I gave up trying to make QT look native. It won't ever work because there are too many subtle behaviors that no cross-platform toolkit can ever mimic well enough to fool users. If a native application is the goal, it's going to be much easier to just spend a little extra time making native interfaces for the platforms that you want to support.
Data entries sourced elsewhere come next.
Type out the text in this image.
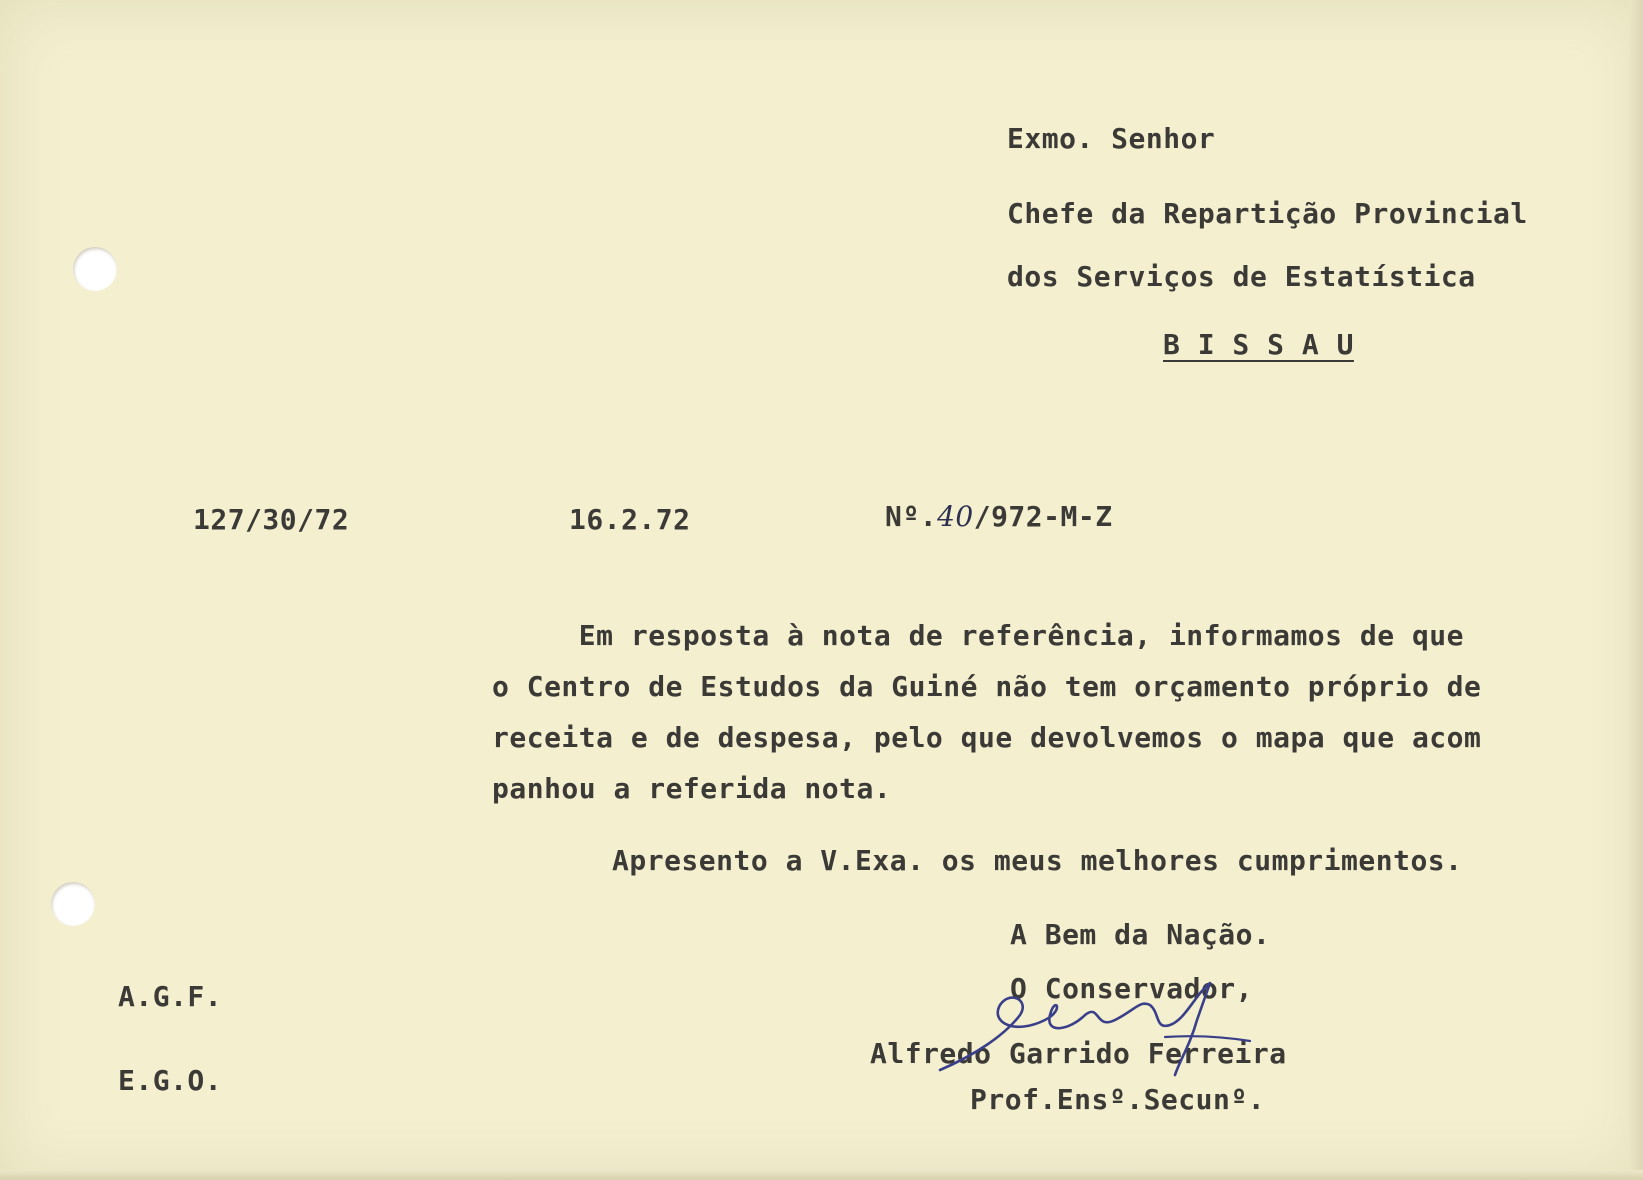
Exmo. Senhor
Chefe da Repartição Provincial
dos Serviços de Estatística
B I S S A U
127/30/72	16.2.72	Nº.40/972-M-Z
Em resposta à nota de referência, informamos de que
o Centro de Estudos da Guiné não tem orçamento próprio de
receita e de despesa, pelo que devolvemos o mapa que acom
panhou a referida nota.
Apresento a V.Exa. os meus melhores cumprimentos.
A Bem da Nação.
O Conservador,
Alfredo Garrido Ferreira
Prof.Ensº.Secunº.
A.G.F.
E.G.O.
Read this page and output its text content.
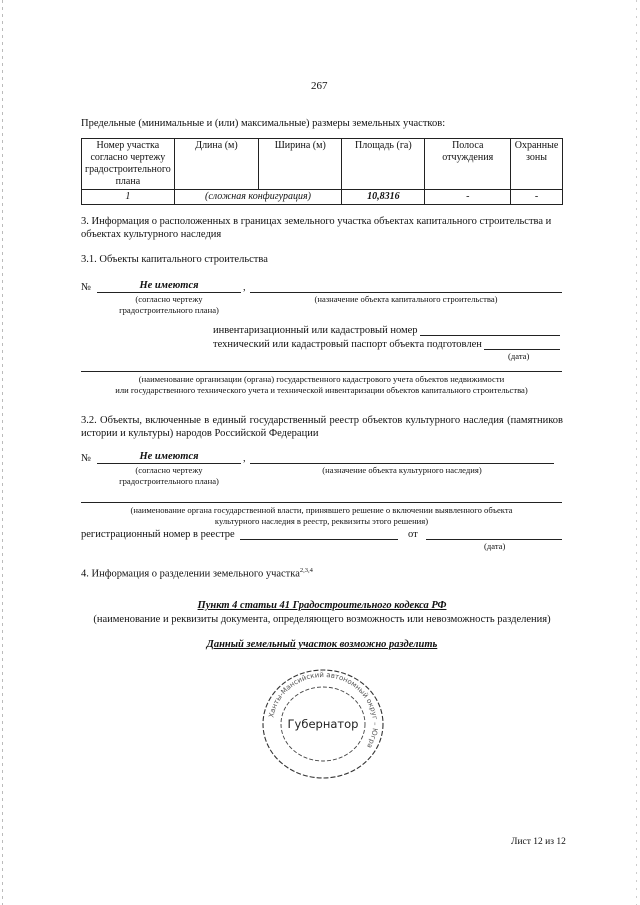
267
Предельные (минимальные и (или) максимальные) размеры земельных участков:
Номер участка согласно чертежу градостроительного плана	Длина (м)	Ширина (м)	Площадь (га)	Полоса отчуждения	Охранные зоны
1	(сложная конфигурация)		10,8316	-	-
3. Информация о расположенных в границах земельного участка объектах капитального строительства и
объектах культурного наследия
3.1. Объекты капитального строительства
№	Не имеются	,
(согласно чертежу
градостроительного плана)
(назначение объекта капитального строительства)
инвентаризационный или кадастровый номер
технический или кадастровый паспорт объекта подготовлен
(дата)
(наименование организации (органа) государственного кадастрового учета объектов недвижимости
или государственного технического учета и технической инвентаризации объектов капитального строительства)
3.2. Объекты, включенные в единый государственный реестр объектов культурного наследия (памятников
истории и культуры) народов Российской Федерации
№	Не имеются	,
(согласно чертежу
градостроительного плана)
(назначение объекта культурного наследия)
(наименование органа государственной власти, принявшего решение о включении выявленного объекта
культурного наследия в реестр, реквизиты этого решения)
регистрационный номер в реестре	от
(дата)
4. Информация о разделении земельного участка$^{2,3,4}$
Пункт 4 статьи 41 Градостроительного кодекса РФ
(наименование и реквизиты документа, определяющего возможность или невозможность разделения)
Данный земельный участок возможно разделить
Ханты-Мансийский автономный округ – Югра
Губернатор
Лист 12 из 12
The thing that was keeping me from dumping QT was unfamiliarity with Xcode and Objective-C. You probably already know this, but you can rename any Objective-C (.m) file in Xcode to compile as Objective-C++ (.mm). This lets you link all the C++ code that you want, right where you need it in your project.

Max Harris
I would still use Qt for Windows work, I think. It's close enough there, and standards are lower, and it's less frustrating to work with.
Steven Fisher
@Max: can you drop a line about what where the most annoying subtle behaviors.
Lothar
@tewha: Yes i thought the same and then came Windows Vista, Ribbons, the new docking tool, Word 2007 colors and all the other stuff in MFC Feature Pack. I hate MFC but i'm afraid that QT is not very native anymore - depending off course on the kind of application you are writing.
Lothar
Yeah, I don't need to worry about ribbons and the like.
Steven Fisher
A: 

Firefox is somewhat in the same boat as they are largely cocoa based. Their OS X theme engine implementation can be seen here.

  1. http://mxr.mozilla.org/mozilla2.0/source/widget/src/cocoa/nsNativeThemeCocoa.mm
  2. http://mxr.mozilla.org/mozilla2.0/source/widget/src/cocoa/nsNativeThemeCocoa.h
  3. http://mxr.mozilla.org/mozilla2.0/source/gfx/cairo/cairo/src/cairo-quartz-surface.c

They are relying on Cairo (a platform neutral drawing API) sitting over Quartz to do their rendering.